Von dem komischen Gefühl, Deutscher zu sein....

15.10.2008 - Stefanie Claudia Müller - scm-communication 

Vor ein paar Tagen musste ich an der eigenen Haut erleben, wie schwerwiegend die deutsche Vergangenheit immer noch ist, selbst in Spanien, wo ich bis jetzt immer positive Reaktionen erfahren habe, wenn ich gesagt habe, ich bin Deutsche. Aber Kinder erleben alles anders, auf der deutschen wie auch auf der spanischen Seite: Mein Sohn geht zu einer spanischen öffentlichen Grundschule. Vor wenigen Tagen musste er für den Spanischunterricht einen Lebenslauf schreiben. Er wollte partout nicht erwähnen, dass er in Deutschland geboren wurde. Ich war darüber traurig. Sein Grund: „Ein Mädchen aus meiner Klasse hat mal gesagt, als sie gehört hat, dass ich Deutscher bin, dass alle Deutschen Nazis sind.” 

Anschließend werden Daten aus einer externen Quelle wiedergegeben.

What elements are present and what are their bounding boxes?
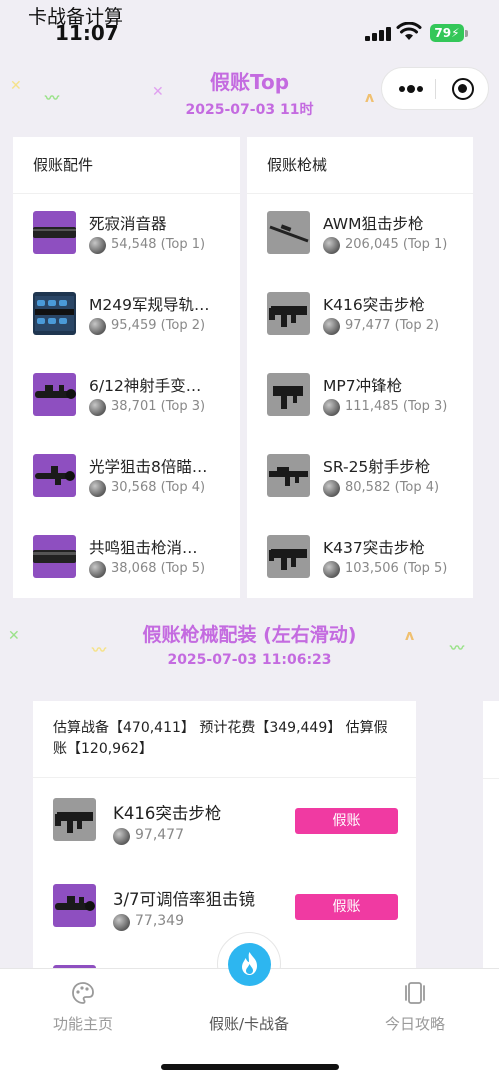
miniprogram-capsule bbox=[381, 67, 489, 110]
item-name: AWM狙击步枪 bbox=[323, 215, 424, 233]
tab-label: 假账/卡战备 bbox=[208, 1015, 290, 1033]
top-accessories-card: 假账配件 死寂消音器 54,548 (Top 1) M249军规导轨… 95,4… bbox=[13, 137, 240, 598]
list-item: 3/7可调倍率狙击镜 77,349 假账 bbox=[33, 864, 416, 950]
assault-rifle-icon bbox=[267, 535, 310, 578]
battery-indicator: 79⚡ bbox=[430, 24, 464, 42]
next-loadout-card[interactable] bbox=[483, 701, 499, 976]
list-item[interactable]: MP7冲锋枪 111,485 (Top 3) bbox=[247, 356, 473, 437]
assault-rifle-icon bbox=[267, 292, 310, 335]
item-name: K416突击步枪 bbox=[323, 296, 425, 314]
list-item[interactable]: K416突击步枪 97,477 (Top 2) bbox=[247, 275, 473, 356]
marksman-rifle-icon bbox=[267, 454, 310, 497]
fake-account-button[interactable]: 假账 bbox=[295, 894, 398, 920]
close-miniprogram-icon[interactable] bbox=[452, 78, 474, 100]
smg-icon bbox=[267, 373, 310, 416]
cards-icon bbox=[405, 982, 425, 1004]
scope-icon bbox=[33, 373, 76, 416]
coin-icon bbox=[89, 480, 106, 497]
item-name: K437突击步枪 bbox=[323, 539, 425, 557]
scope-icon bbox=[33, 454, 76, 497]
scope-icon bbox=[53, 884, 96, 927]
section-title: 假账枪械配装 (左右滑动) bbox=[142, 624, 357, 646]
palette-icon bbox=[72, 982, 94, 1004]
item-name: 3/7可调倍率狙击镜 bbox=[113, 890, 256, 909]
card-title: 假账枪械 bbox=[247, 137, 473, 194]
suppressor-icon bbox=[33, 535, 76, 578]
tab-home[interactable]: 功能主页 bbox=[0, 969, 166, 1049]
coin-icon bbox=[89, 237, 106, 254]
coin-icon bbox=[323, 318, 340, 335]
list-item[interactable]: 死寂消音器 54,548 (Top 1) bbox=[13, 194, 240, 275]
item-name: SR-25射手步枪 bbox=[323, 458, 431, 476]
capsule-divider bbox=[435, 79, 436, 99]
list-item[interactable]: M249军规导轨… 95,459 (Top 2) bbox=[13, 275, 240, 356]
item-value: 77,349 bbox=[135, 913, 184, 929]
coin-icon bbox=[323, 480, 340, 497]
wifi-icon bbox=[396, 22, 422, 40]
coin-icon bbox=[323, 561, 340, 578]
section-date: 2025-07-03 11:06:23 bbox=[167, 652, 332, 668]
list-item[interactable]: SR-25射手步枪 80,582 (Top 4) bbox=[247, 437, 473, 518]
list-item[interactable]: 6/12神射手变… 38,701 (Top 3) bbox=[13, 356, 240, 437]
list-item[interactable]: 共鸣狙击枪消… 38,068 (Top 5) bbox=[13, 518, 240, 599]
item-name: 共鸣狙击枪消… bbox=[89, 539, 198, 557]
suppressor-icon bbox=[33, 211, 76, 254]
item-value: 54,548 (Top 1) bbox=[111, 237, 206, 252]
item-value: 103,506 (Top 5) bbox=[345, 561, 448, 576]
item-value: 97,477 (Top 2) bbox=[345, 318, 440, 333]
item-value: 95,459 (Top 2) bbox=[111, 318, 206, 333]
item-value: 97,477 bbox=[135, 827, 184, 843]
status-bar: 卡战备计算 11:07 79⚡ bbox=[0, 0, 499, 46]
item-value: 111,485 (Top 3) bbox=[345, 399, 448, 414]
coin-icon bbox=[89, 399, 106, 416]
flame-icon[interactable] bbox=[228, 943, 271, 986]
battery-level: 79 bbox=[434, 26, 452, 40]
sniper-rifle-icon bbox=[267, 211, 310, 254]
coin-icon bbox=[113, 914, 130, 931]
tab-label: 今日攻略 bbox=[384, 1015, 445, 1033]
more-options-icon[interactable] bbox=[396, 68, 426, 109]
item-value: 206,045 (Top 1) bbox=[345, 237, 448, 252]
item-name: 6/12神射手变… bbox=[89, 377, 202, 395]
loadout-card[interactable]: 估算战备【470,411】 预计花费【349,449】 估算假账【120,962… bbox=[33, 701, 416, 976]
list-item[interactable]: AWM狙击步枪 206,045 (Top 1) bbox=[247, 194, 473, 275]
item-value: 38,701 (Top 3) bbox=[111, 399, 206, 414]
coin-icon bbox=[89, 318, 106, 335]
status-time: 11:07 bbox=[55, 21, 119, 45]
coin-icon bbox=[113, 828, 130, 845]
list-item: K416突击步枪 97,477 假账 bbox=[33, 778, 416, 864]
item-name: 光学狙击8倍瞄… bbox=[89, 458, 208, 476]
battery-tip bbox=[465, 30, 468, 37]
assault-rifle-icon bbox=[53, 798, 96, 841]
card-title: 假账配件 bbox=[13, 137, 240, 194]
tab-label: 功能主页 bbox=[52, 1015, 113, 1033]
item-name: K416突击步枪 bbox=[113, 804, 222, 823]
list-item[interactable]: 光学狙击8倍瞄… 30,568 (Top 4) bbox=[13, 437, 240, 518]
tab-daily-guide[interactable]: 今日攻略 bbox=[332, 969, 498, 1049]
cellular-signal-icon bbox=[365, 26, 391, 41]
list-item[interactable]: K437突击步枪 103,506 (Top 5) bbox=[247, 518, 473, 599]
coin-icon bbox=[89, 561, 106, 578]
item-name: MP7冲锋枪 bbox=[323, 377, 403, 395]
home-indicator bbox=[161, 1064, 339, 1070]
coin-icon bbox=[323, 237, 340, 254]
top-guns-card: 假账枪械 AWM狙击步枪 206,045 (Top 1) K416突击步枪 97… bbox=[247, 137, 473, 598]
fake-account-button[interactable]: 假账 bbox=[295, 808, 398, 834]
item-name: 死寂消音器 bbox=[89, 215, 167, 233]
loadout-summary: 估算战备【470,411】 预计花费【349,449】 估算假账【120,962… bbox=[33, 701, 416, 778]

Auf der einen Seite liebt er Deutschland für seine Medaillen bei der Olympiade, seine guten Produkte (deutsche Wurst und die guten Autos), aber das mit Hitler kann er nicht verstehen. Er schämt sich. Und manchmal habe ich selber Probleme, ihm zu erklären, wie so etwas Grausames wie der Holocaust möglich sein konnte. Ich bemühe mich sehr, dass er Filme über die Zeit anschaut und wir lesen “Als Hitler das rosa Kaninchen stahl.” Auch, weil ich mir denke, dass er noch öfters auf seine Nationalität und die deutsche Vergangenheit angesprochen wird. Wie fast alle Deutschen identifiziert er sich mit dieser Schuld und schämt sich, wenn andere ihn darauf aufmerksam machen, dass er auch “einer von denen ist.” Obwohl er ja eigentlich damit gar nichts zu tun hat, noch nicht einmal in Deutschland aufwächst. 

Aber Kinder in dem Alter mögen keine Unterschiede, sie wollen so sein wie die Gruppe. Ihm geht es genauso, er sieht derzeit noch überhaupt keinen Vorteil, neben Spanisch auch Deutsch zu sprechen. Zwar liebt er Weihnachten in Deutschland, Ferien in Deutschland, er liebt seine deutsche Familie, deutsches Fernsehen und trotzdem...fühlt er sich viel mehr spanisch, weil die meisten Kinder in seiner Klasse auch Spanier sind. Das war ein Grund, warum wir uns entschieden haben, dass er doch zur Deutschen Schule gehen muss. Nur dort wird man Verständnis haben für seine Ängste, seine zwei Seelen in seiner Brust, für seine Besonderheit. 

Er wird aber auch dort sicher noch viel auf die deutsche Vergangenheit angesprochen werden, denn 70 Prozent der Schüler sind Spanier und haben wenig mit Deutschland zu tun. Allerdings wohl eher in Form von Witzen. Er wird darüber wahrscheinlich nicht lachen können und das hat er mit vielen Deutschen gemein, auch wenn die Spanier das nicht verstehen und das oft so interpretieren, dass wir humorlos sind. Aber über die Vergasung der Juden kann man einfach nicht lachen. Ich habe das meinem Sohn so erklärt: Ich bin Deutscher und bin damit Teil der deutschen Geschichte, auch wenn ich nicht beim Holocaust dabei war, trage ich Verantwortung dafür, dass das nie wieder passiert und dann kann man über so etwas Schwerwiegendes einfach nicht lachen. Er hat das sofort verstanden, ausländische Freunde dagegen halten das für hypersensibel. Aber wir Deutschen funktionieren so und ich bin auf diese Vergangenheitsbewältigung und diesen Schwersinn sehr stolz.  Nur dank dieser Aufarbeitung haben wir es geschafft, innerhalb von 50 Jahren das Blatt total zu wenden und zu einer der besten Demokratien der Welt zu werden, die jetzt sogar von einer Frau geführt wird. 

Ich freue mich deswegen auf den Moment und bin sicher, dass er kommen wird, wenn mein Sohn nach Hause kommen und sagen wird: Ich bin stolz, ein Deutscher zu sein. Und dass er keine Angst mehr hat, dass sich das dann rechtsradikal anhören könnte, sondern er meint, dass er stolz ist, was aus diesem einst so schrecklichen Land, durch einen Verrückten pervertiert, geworden ist. Und: Dass er stolz ist, dazuzugehören.